Recently it was my privilege to accompany Keith Dorries (Panorama Stud, Oakey) on a trip to the United States. Everything was arranged by Dave Kendall the secretary of the American Milking Shorthorn Society and included a week at the World Dairy Expo at Madison and staying on the farms of the Ruzic family at Hixton, Winconsin and Stuart & Emily Rowe at Orland, California during the second week.
It was the first visit to the United States for the both of us and as such we went with an open mind fully aware that there had been an exchange of semen for many years and more recently Illawarra embryos to the United States. Foremost in our minds was firstly the comparison between the two breeds both in type and production, secondly the contribution the semen exchange had made in the United States and thirdly would further cooperation with the AMSS be beneficial to the Illawarra breed.
The Shorthorn display numbered well over two hundred head and was judged by Mr Ronnie Mosser from Indiana, a jersey breeder and judge. In his comments from time to time he commented on the big improvement in the dairyness of the Shorthorns since he last judged Expo sixteen years ago. He also appeared to tolerate a little depth in udder especially in the young milking heifers that perhaps the two Australians wouldn’t have. It was interesting to see the different emphasis he placed on various points. It would have been good to have some members of the touring party in 1997 to make the comparison between then and now but generally speaking we were both impressed with the showing.
Comparison between shows in Australia let alone between Australia and the United States are very often only for arguments sake. However to make this comparison was one of the reasons we were in the US. The two most recent shows we had attended were the Brisbane and Adelaide Royal shows. Keith has had an outstanding record as an exhibitor at Brisbane and perhaps sometimes it is difficult to be totally objective as an exhibitor when making comparisons. In recent years I have become an independent ringside observer and as a result I have no such problems being objective. Generally speaking the Illawarras would have been competitive class by class with the Shorthorns at Expo and even allowing perhaps for our own natural bias we believe the Illawarra champions and reserves in both cows and heifers at both Australian shows may have had an advantage over those at Expo. Such statements are always subject to some debate but it is an opinion we both share. However I do note it would be good to return in a few years time to see how the young heifers on display turned out. They all displayed outstanding quality.
For someone who grew up on the Imperial standard of weights and measures it was often confusing converting pounds of milk to litres or kilograms of milk further compounded by the difference between an American pound weight and the Imperial pound. None the less it is more than obvious that the Shorthorns produce very well both in volume and composition. This was evident not only at Expo but at the various farms we visited.

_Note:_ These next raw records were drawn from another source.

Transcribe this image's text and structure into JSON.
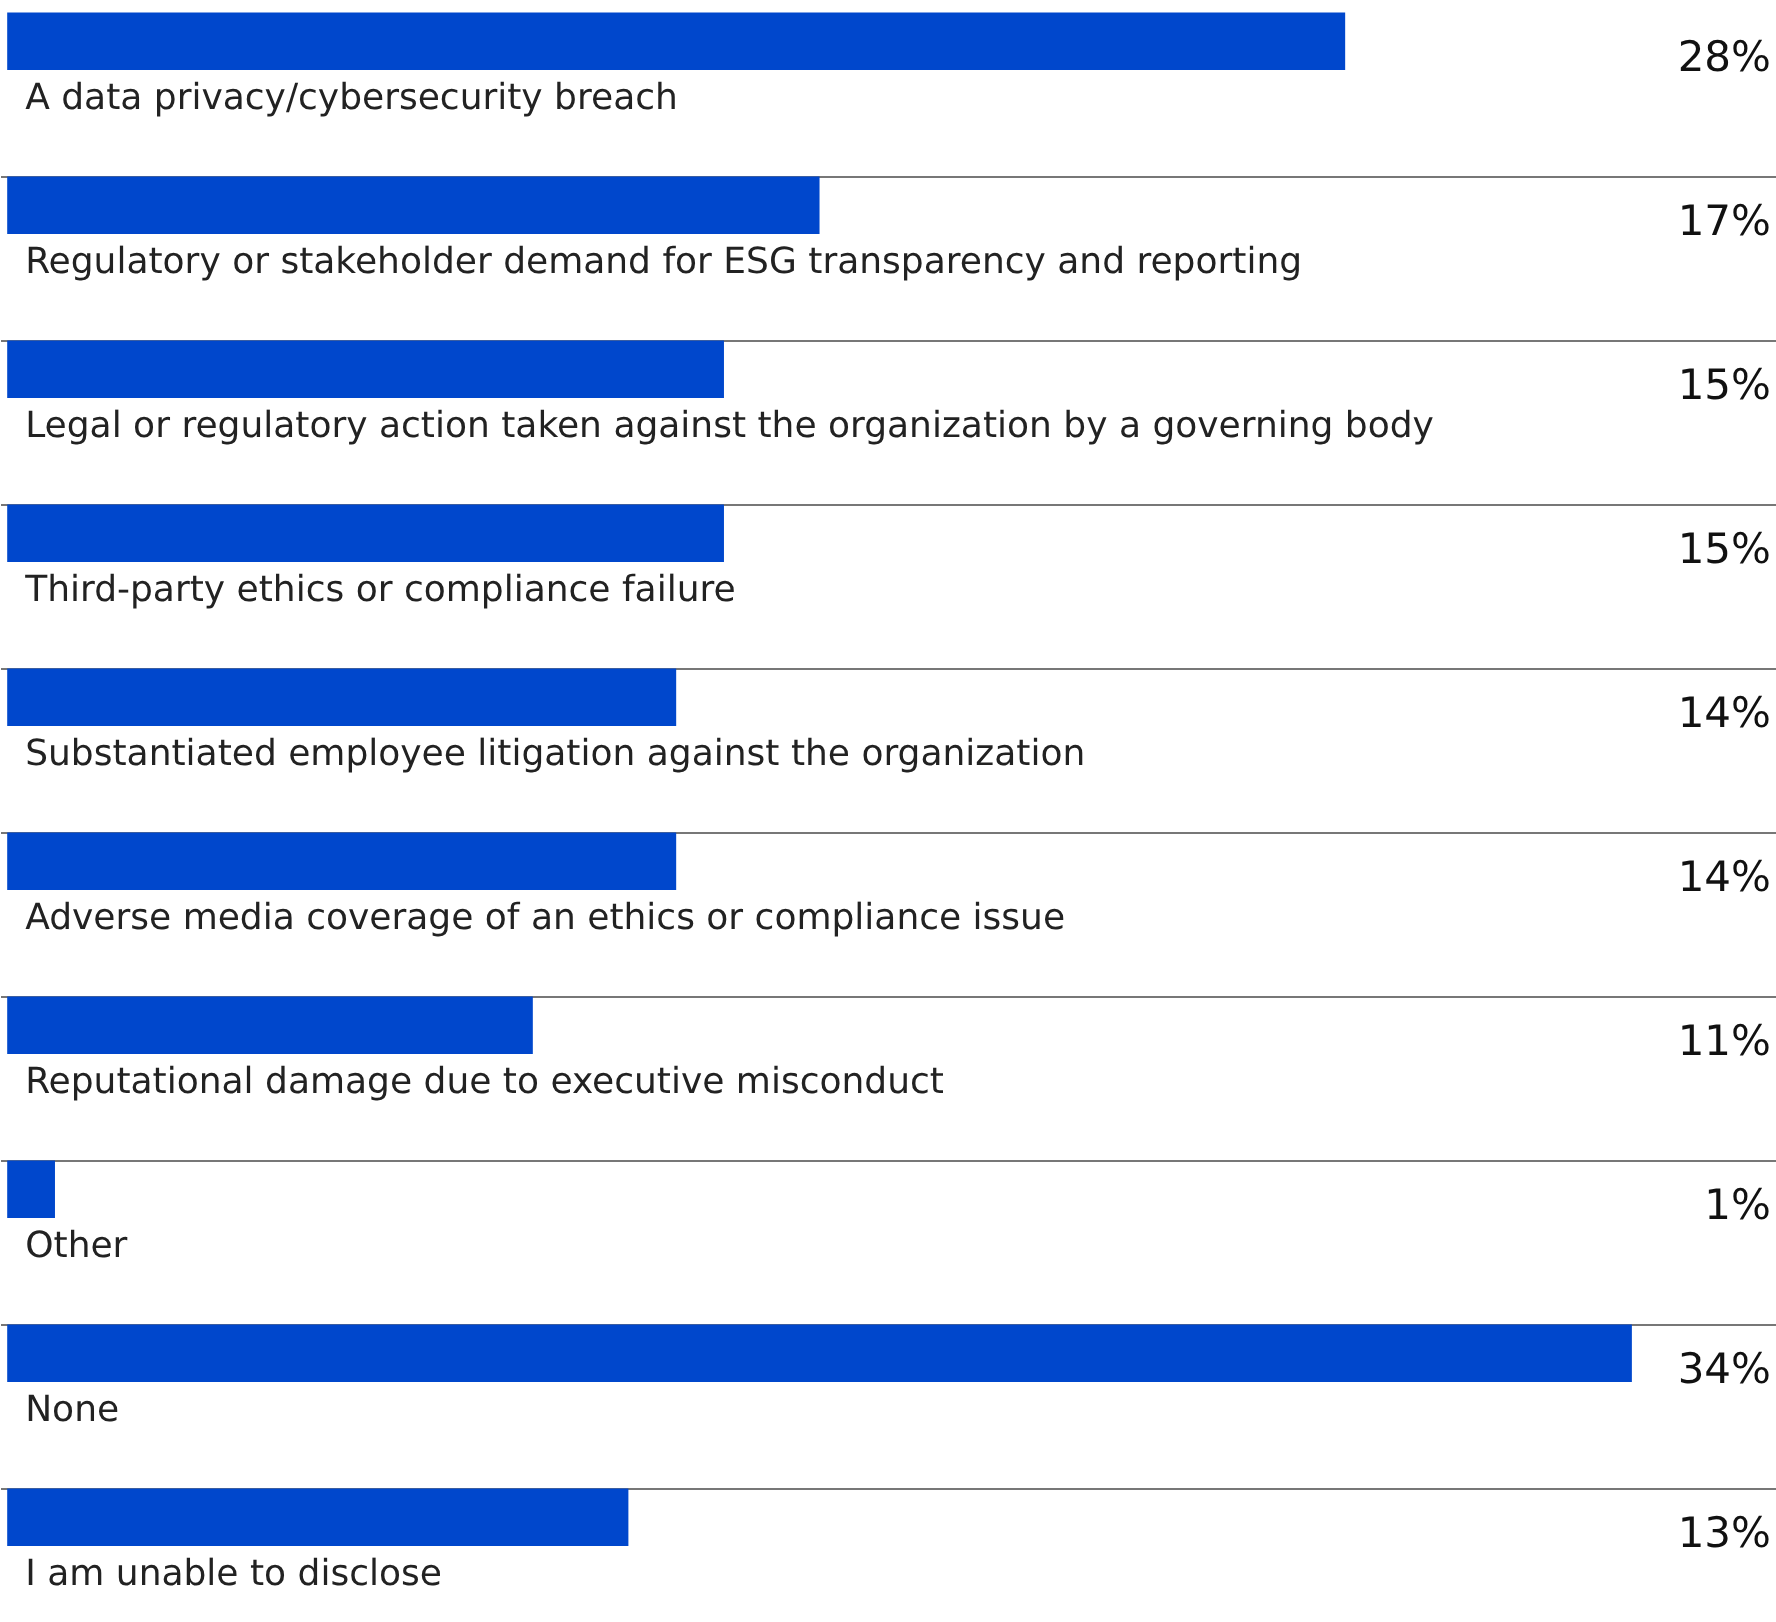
{
  "chart_data": {
    "type": "bar",
    "orientation": "horizontal",
    "categories": [
      "A data privacy/cybersecurity breach",
      "Regulatory or stakeholder demand for ESG transparency and reporting",
      "Legal or regulatory action taken against the organization by a governing body",
      "Third-party ethics or compliance failure",
      "Substantiated employee litigation against the organization",
      "Adverse media coverage of an ethics or compliance issue",
      "Reputational damage due to executive misconduct",
      "Other",
      "None",
      "I am unable to disclose"
    ],
    "values": [
      28,
      17,
      15,
      15,
      14,
      14,
      11,
      1,
      34,
      13
    ],
    "value_labels": [
      "28%",
      "17%",
      "15%",
      "15%",
      "14%",
      "14%",
      "11%",
      "1%",
      "34%",
      "13%"
    ],
    "color": "#0047cc",
    "grid": "y"
  }
}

It was also obvious that similar to other breeds they also have “patchy bulls”. Again the point is we should be able to use the American bulls confident that they can maintain or improve production of Australian Illawarras and as with all well managed programmes the bulls of the future should be better.
We also caught up again with Jessica Achen, the youth exchange ambassador from the US whose family was exhibiting at Expo. Heath Williams who was visiting the US linked up with us at Expo and joined us on some of the farm visits. This trip will prove invaluable to Heath and reinforces the importance of the Youth Exchange programme.
I firmly believe that there should be greater cooperation between the two societies and expanding this to include Canada and the UK. In recent years the US breeders have followed the Australian path of introducing outside bloodlines and similar to us have used the Holstein Red factor and European bloodlines. The contribution of the Red Holstein has been very positive with many very good cows both at Expo and on the various farms. Some concern was expressed about the type variation of the European strains.
We have two populations of cattle with similar type and background. In both countries there are various protocol requirements for the export of semen all of which can be overcome. The export of embryos from Australia has become very frustrating but again with perseverance should be possible. There is strong demand for top type Illawarras in the US and the race should be on for our breeders to provide the embryo that becomes a World Dairy Expo champion.
Once again our thanks to Dave Kendall, the Ruzics and the Rowes, the exhibitors at Expo and the various farm owners we visited for a wonderful time in the United States.